In Caf.js these three programs are developed, debugged, and deployed as a single unit. They also share many software components. In fact, using our tools, you can emulate all of them in a laptop. And then, trace a request through the system without leaving the Chrome web developer tools.

But that's not all. Caf.js is a three-way isomorphic framework. The device bridging code runs in a Raspberry Pi, but it can also run in a browser, or in the Cloud.

And that opens many doors. You don't need to carry a Raspberry Pi, or a laptop. Your phone, with a browser that supports the Web Bluetooth API, such as Chrome for Android, can also bridge Bluetooth devices.

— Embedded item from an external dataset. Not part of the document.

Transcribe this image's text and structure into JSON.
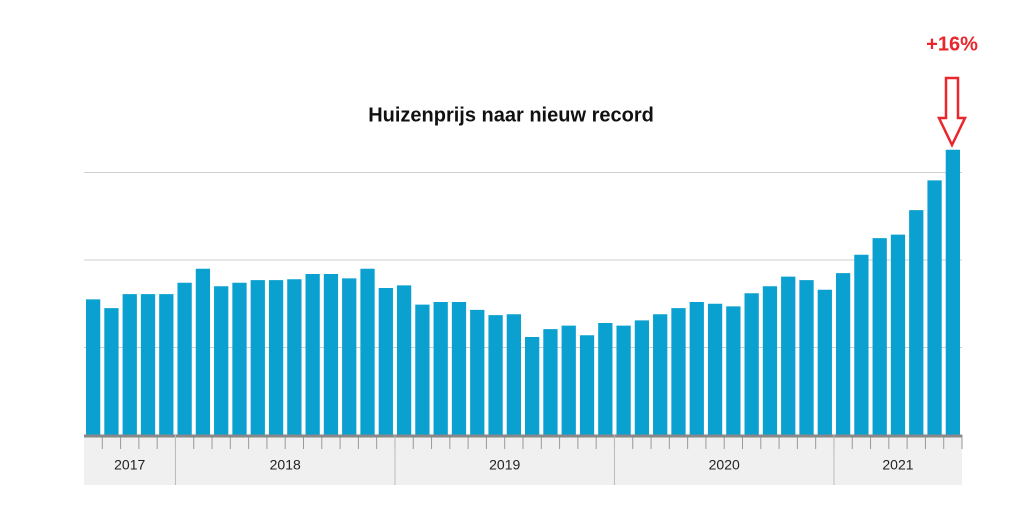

Some applications will still require a dedicated bridging device, but many will benefit from the convenience of the phone. And for Android phones it is even better, the default browser is all you need!

What is the benefit of running bridging code in the Cloud?

  • Simplifies endpoint impersonation,
  • enables realistic load testing by emulating thousands of devices,
  • and dynamically creates interfaces with bridging code introspection.